At the University of Manchester, where Geim and Novoselov work, the British government invested $ 60 million to create on its base the National Graphene Institute, which would allow the country to be on par with the world's best patent holders - Korea, China and the United States, which started the race for the creation of the first In a world of revolutionary products based on new material.

Honorary titles and awards

The experiment with the magnetic levitation of the living frog brought not exactly the result expected by Michael Berry and Andrei Geim. The Shnobelev Prize was awarded to them in 2000.

In 2006, Geim received the Scientific American 50 award.

In 2007, the Institute of Physics awarded him the Mott award and medal. At the same time, Geim was elected a member of the Royal Society.

Geim and Novoselov shared the 2008 Eurofizika Award "for the discovery and isolation of a monatomic carbon layer and the determination of its remarkable electronic properties." In 2009 he received the award of Kerber.

The next award of Andrew Heime, named after John Carty, to which he was awarded by the National Academy of Sciences of the United States in 2010, was given "for his experimental realization and research of graphene, a two-dimensional form of carbon."

Also in 2010, he received one of six honorary professorships of the Royal Society and a Hughes medal "for the revolutionary discovery of graphene and the identification of its remarkable properties." He was awarded the honorary doctoral degrees from Delft Technical University, the Higher Technical School of Zurich, the universities of Antwerp and Manchester.

In 2010, he became a Knight of the Order of the Netherlands Lion for his contribution to Dutch science.

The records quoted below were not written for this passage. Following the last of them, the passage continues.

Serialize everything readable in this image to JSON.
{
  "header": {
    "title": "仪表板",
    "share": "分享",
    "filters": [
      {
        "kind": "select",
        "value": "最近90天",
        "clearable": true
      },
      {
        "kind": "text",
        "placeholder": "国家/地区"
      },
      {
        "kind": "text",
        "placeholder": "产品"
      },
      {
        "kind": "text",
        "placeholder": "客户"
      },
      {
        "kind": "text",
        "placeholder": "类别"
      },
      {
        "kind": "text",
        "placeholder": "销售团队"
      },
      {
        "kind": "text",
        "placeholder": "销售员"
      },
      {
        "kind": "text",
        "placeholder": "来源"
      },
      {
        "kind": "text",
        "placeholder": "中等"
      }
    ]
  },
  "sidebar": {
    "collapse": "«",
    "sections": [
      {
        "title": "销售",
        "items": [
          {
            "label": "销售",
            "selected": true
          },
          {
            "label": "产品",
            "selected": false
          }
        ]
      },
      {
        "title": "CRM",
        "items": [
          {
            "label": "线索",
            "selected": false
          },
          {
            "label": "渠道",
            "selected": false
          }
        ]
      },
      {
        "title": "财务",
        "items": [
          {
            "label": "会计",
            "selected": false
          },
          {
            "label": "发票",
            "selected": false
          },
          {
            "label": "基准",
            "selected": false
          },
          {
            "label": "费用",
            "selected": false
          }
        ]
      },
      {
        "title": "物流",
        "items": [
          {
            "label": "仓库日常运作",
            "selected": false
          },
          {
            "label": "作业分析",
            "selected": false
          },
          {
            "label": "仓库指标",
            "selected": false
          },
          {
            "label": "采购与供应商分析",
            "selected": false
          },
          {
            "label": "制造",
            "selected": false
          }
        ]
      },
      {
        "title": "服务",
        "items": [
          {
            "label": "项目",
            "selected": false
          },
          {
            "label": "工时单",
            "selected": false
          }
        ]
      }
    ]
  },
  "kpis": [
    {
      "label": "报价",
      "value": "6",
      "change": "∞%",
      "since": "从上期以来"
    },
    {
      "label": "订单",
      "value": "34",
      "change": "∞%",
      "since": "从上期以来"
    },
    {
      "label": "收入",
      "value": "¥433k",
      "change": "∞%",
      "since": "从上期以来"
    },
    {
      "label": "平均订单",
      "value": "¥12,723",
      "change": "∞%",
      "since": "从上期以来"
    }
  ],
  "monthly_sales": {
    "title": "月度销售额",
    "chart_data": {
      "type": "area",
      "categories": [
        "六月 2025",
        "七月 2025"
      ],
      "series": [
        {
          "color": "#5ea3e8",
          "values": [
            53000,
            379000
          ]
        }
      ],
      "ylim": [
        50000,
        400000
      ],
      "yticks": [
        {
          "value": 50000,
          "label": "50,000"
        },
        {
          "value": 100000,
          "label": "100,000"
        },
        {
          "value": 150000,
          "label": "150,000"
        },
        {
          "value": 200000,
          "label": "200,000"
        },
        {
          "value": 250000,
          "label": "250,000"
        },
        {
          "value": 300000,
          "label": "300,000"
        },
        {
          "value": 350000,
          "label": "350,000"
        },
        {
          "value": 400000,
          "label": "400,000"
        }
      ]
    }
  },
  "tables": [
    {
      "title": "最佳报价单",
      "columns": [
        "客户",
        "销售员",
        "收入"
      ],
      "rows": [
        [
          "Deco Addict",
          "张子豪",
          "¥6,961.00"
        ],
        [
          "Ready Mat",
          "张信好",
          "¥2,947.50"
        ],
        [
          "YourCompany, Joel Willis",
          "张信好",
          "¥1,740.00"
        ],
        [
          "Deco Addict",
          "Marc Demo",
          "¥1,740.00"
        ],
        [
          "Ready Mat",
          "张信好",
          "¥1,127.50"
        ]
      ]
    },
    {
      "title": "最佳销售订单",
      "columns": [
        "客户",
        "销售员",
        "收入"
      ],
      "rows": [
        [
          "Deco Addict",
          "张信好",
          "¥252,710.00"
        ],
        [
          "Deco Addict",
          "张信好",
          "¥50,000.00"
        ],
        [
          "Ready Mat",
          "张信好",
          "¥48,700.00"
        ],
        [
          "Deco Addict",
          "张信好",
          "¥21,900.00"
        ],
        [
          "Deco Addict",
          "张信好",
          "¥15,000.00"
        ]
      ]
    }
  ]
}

In 2012, for his services to science, Heym was promoted to the Bachelor of Arts. He was elected a foreign correspondent member of the United States Academy of Sciences in May 2012.

Nobel laureate

Geim and Novoselov for innovative pioneering graphene were awarded the Nobel Prize in Physics in 2010. Hearing about the award, Geim said he did not expect to receive it this year and is not going to change his immediate plans on this. The modern scientist-physicist expressed the hope that graphene and other two-dimensional crystals will change the daily life of mankind in the same way as plastic did. The award made him the first person to become a Nobel and Shnobelev Prize winner at the same time. The lecture was held on December 8, 2010 at the University of Stockholm.